Five Smart Ways to Exercise Your Dog Indoors
An inactive dog can turn into a big problem in no time. "When dogs don't get the appropriate amount of exercise, they tend to experience increased boredom," says veterinarian Dr. Carl Winch of Banfield Pet Hospital. "This boredom can often lead to over-eating, reduced calorie usage, weight gain, and behavioral issues such as inappropriate chewing, digging and barking."
However, given current social distancing guidelines set forth in order to curb the spread of the novel coronavirus, how do you manage your dog's level of exercise when time outdoors is restricted? "Recommendations to stay at home don't necessarily mean that you and your dog have to stay inside," says Dr. Jerry Klein, chief veterinary officer at the American Kennel Club (AKC). "Depending on your circumstances, options for exercise will vary, but necessity becomes the mother of invention. Many people still have their own fenced-in backyards that they and their dog can use."
Good news: Whether you have a backyard or not, there are plenty of ways to ensure your pooch stays active and entertained under quarantine. We asked both vets for advice on how to exercise your dog indoors and here's what they had to say.
Take the stairs.
Stuck inside an apartment with no designated outdoor area, or just not lucky enough to have a private backyard at home? No worries. Dr. Winch says you can use the stairs—or a long hallway—to exercise your pooch. "If your pet doesn't have any joint problems, try using stairs in your home as a source of exercise by walking them up and down," he says.
Teach them some tricks.
According to Dr. Winch, there are several easy activities that you can do with your pet to engage them both physically and mentally within your home. "Play a game of hide and seek with their favorite toy or teach them a new trick," he says. "Go through your pet's training routine and try revisiting tricks they haven't done in a while that can serve as a form of exercise. For example, going from sit to lay down and back again is like doing a push up."
Employ interactive toys.
Make no mistake about it: An interactive pet toy can keep your dog busy for hours. "Order puzzles and toys made specifically for individual type dogs that will keep a dog mentally stimulated, such as those that have food or peanut butter placed in their core," Dr. Klein says. "Just make sure not to leave a dog unattended for any period of time with a new toy to prevent them from accidentally ingesting pieces of it."

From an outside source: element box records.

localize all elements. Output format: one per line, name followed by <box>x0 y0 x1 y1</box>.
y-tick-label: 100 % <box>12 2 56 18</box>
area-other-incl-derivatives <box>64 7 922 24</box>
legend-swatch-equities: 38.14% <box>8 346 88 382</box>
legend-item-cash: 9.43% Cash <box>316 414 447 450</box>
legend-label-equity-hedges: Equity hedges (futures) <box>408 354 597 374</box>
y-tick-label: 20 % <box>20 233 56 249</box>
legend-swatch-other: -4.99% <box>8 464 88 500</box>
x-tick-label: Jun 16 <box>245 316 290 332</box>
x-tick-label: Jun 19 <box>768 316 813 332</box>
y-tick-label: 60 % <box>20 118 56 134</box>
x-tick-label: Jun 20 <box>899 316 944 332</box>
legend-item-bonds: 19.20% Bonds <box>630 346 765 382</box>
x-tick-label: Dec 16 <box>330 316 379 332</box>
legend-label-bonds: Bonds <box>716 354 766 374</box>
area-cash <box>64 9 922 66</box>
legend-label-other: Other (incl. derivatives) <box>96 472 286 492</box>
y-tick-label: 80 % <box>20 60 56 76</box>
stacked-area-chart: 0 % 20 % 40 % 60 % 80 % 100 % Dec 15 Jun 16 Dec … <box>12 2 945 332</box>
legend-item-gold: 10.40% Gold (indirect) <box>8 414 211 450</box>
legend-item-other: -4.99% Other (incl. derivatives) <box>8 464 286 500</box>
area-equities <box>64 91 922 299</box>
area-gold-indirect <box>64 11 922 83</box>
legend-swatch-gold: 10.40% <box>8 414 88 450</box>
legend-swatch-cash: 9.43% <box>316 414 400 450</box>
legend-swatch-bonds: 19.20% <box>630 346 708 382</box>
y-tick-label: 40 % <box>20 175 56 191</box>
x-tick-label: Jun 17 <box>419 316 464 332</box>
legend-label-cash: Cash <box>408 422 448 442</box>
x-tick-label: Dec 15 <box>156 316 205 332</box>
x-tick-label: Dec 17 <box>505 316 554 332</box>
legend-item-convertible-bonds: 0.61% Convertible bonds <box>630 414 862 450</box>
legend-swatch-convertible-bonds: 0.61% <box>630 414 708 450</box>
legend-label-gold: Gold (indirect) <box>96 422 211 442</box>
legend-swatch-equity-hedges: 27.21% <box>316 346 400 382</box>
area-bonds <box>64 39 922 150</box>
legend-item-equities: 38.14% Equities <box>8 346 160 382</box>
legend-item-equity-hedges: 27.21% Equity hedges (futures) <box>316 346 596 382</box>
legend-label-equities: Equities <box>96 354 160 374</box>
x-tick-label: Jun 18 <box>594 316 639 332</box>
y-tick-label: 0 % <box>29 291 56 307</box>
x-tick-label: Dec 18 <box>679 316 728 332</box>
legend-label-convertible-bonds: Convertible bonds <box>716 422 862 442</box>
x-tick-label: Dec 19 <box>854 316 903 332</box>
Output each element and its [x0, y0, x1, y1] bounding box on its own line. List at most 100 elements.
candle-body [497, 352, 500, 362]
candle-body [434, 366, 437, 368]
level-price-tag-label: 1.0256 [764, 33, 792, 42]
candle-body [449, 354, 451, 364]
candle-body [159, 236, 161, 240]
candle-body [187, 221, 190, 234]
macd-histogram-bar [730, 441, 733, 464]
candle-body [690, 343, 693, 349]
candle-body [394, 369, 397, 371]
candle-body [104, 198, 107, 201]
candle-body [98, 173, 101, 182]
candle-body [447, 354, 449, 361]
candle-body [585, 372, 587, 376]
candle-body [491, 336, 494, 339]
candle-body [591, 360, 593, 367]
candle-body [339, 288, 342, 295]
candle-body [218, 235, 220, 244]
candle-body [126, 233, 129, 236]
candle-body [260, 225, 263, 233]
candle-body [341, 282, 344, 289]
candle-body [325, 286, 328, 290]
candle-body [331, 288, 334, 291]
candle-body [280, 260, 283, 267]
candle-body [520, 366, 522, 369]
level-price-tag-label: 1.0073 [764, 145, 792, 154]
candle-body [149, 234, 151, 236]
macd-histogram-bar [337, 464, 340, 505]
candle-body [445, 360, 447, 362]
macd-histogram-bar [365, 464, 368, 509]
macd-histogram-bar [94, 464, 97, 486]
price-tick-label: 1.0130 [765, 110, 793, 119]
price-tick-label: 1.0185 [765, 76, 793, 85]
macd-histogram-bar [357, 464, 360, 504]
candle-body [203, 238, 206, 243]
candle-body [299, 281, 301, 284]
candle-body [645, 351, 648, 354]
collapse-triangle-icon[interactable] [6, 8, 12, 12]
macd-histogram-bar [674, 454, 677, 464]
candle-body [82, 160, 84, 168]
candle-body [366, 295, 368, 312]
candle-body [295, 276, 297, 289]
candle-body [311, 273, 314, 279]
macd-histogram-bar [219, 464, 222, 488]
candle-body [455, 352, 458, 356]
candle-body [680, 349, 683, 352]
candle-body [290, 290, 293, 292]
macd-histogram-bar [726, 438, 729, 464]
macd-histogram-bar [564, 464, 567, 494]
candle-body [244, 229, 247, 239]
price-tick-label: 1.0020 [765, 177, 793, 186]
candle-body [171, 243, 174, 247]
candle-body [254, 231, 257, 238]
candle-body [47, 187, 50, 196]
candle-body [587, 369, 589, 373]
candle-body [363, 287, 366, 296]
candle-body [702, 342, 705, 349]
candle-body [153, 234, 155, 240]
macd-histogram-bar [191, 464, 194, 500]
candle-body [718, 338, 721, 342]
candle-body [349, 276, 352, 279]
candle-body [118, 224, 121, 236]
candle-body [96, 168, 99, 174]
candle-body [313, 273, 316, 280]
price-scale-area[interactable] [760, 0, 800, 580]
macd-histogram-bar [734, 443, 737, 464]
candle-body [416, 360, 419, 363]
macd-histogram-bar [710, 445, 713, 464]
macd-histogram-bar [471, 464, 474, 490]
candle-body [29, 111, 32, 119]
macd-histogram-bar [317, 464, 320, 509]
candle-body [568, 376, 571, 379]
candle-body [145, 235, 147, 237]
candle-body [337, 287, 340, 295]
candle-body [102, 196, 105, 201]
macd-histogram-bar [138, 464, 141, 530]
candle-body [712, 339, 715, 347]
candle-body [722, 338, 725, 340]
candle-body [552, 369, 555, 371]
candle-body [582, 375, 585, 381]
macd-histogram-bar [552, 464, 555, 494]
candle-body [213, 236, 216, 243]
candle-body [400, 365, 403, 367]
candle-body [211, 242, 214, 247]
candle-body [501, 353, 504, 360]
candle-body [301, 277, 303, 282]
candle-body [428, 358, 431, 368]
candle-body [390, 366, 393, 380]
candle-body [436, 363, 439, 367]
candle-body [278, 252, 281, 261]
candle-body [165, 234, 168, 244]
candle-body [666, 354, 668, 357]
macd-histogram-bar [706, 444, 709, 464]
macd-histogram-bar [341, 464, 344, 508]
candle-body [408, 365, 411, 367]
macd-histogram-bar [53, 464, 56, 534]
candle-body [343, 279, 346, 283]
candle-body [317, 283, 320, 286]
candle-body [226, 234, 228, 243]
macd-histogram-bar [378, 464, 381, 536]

Let them socialize with other pets.
If you have more than one pet at home, then Dr. Winch recommends letting them spend plenty of time with each other to help keep them active and entertained. "If you have a multi-pet household and they all get along, interaction with one another can be a valuable source of exercise and stimulation," he says.
Looking for a goof-proof way to exercise your pooch without having to take them on a long walk? Dr. Winch suggests engaging them in a good old-fashioned game of fetch. "Treat your dog to a game of fetch in your fenced yard," he says. "If you don't have a fenced yard, make use of a long elastic leash that can let your dog run while keeping them safe."